1 - The Presence of the Absence

The Presence of the Absence
By Hugh T. Kerr

As the Christian calendar marks time, we are somewhere along the sequence between the First Sunday in Advent (Dec. 1, 1985) and Ascension Day (May 8, 1986). At Christmas, we celebrate a new beginning as God comes down to earth in the theophany of the Incarnation. On Ascension Day, the Jesus of history disappears into eternity from whence he came.

We find it easy to keep Christmas, but Ascension Day goes past mostly unnoticed. Well, why not? How can we celebrate the absence of the presence? It is not, of course, an ultimate or final disappearance. Pentecost is just around the corner, and the promise of the Parousia, however long delayed, keeps hope alive.

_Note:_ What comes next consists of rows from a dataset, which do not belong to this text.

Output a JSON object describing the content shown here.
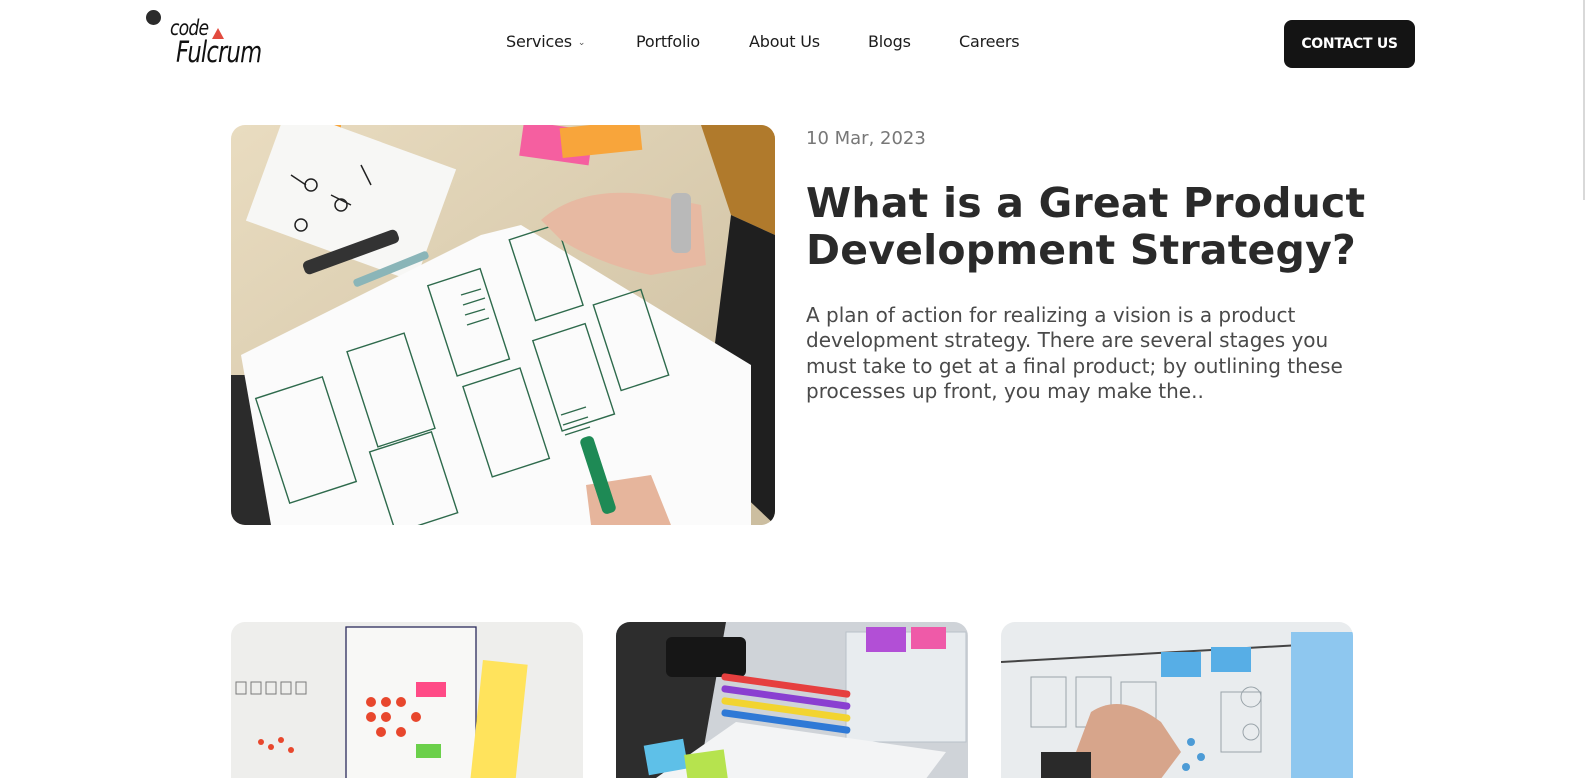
{
  "brand": {
    "logo_line1": "code",
    "logo_line2": "Fulcrum"
  },
  "nav": {
    "items": [
      {
        "label": "Services",
        "has_dropdown": true
      },
      {
        "label": "Portfolio"
      },
      {
        "label": "About Us"
      },
      {
        "label": "Blogs"
      },
      {
        "label": "Careers"
      }
    ],
    "cta_label": "CONTACT US"
  },
  "featured": {
    "date": "10 Mar, 2023",
    "title": "What is a Great Product Development Strategy?",
    "excerpt": "A plan of action for realizing a vision is a product development strategy. There are several stages you must take to get at a final product; by outlining these processes up front, you may make the.."
  },
  "colors": {
    "accent": "#e24b3f",
    "button_bg": "#141414",
    "text_dark": "#2a2a2a",
    "text_muted": "#777777"
  }
}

But suppose we take a reflective pause at the moment of Ascension when Jesus who came down to earth in human form carries back to heaven the spiritual body with which he was resurrected. What would it mean to explore the theological significance of the hiatus between the first and second coming? Leaving to one side, at the moment, questions of figurative language and critical interpretation, what is the meaning for faith of Jesus' disappearing act?

I

To begin with, if we take seriously the implication of the Ascension, and, indeed, of Pentecost ten days later, the Jesus of Galilee, so dear to the hearts of believers and preachers, is no longer directly available. We are not, as Kierkegaard suggested, contemporaneous with the historical Jesus as if he were here now.

If we covet for ourselves the presence of the teller of parables, the worker of miracles, the prophet of the Kingdom, the friend of little children, and the redeemer of the lost, we must also reckon with the Scriptures that this Jesus is no longer present but absent. It is difficult, but necessary, to keep reminding ourselves that the Jesus we worship, the name in which we pray, the Lord and Savior of our souls is the risen, glorified Christ who "sits" at the right hand of God.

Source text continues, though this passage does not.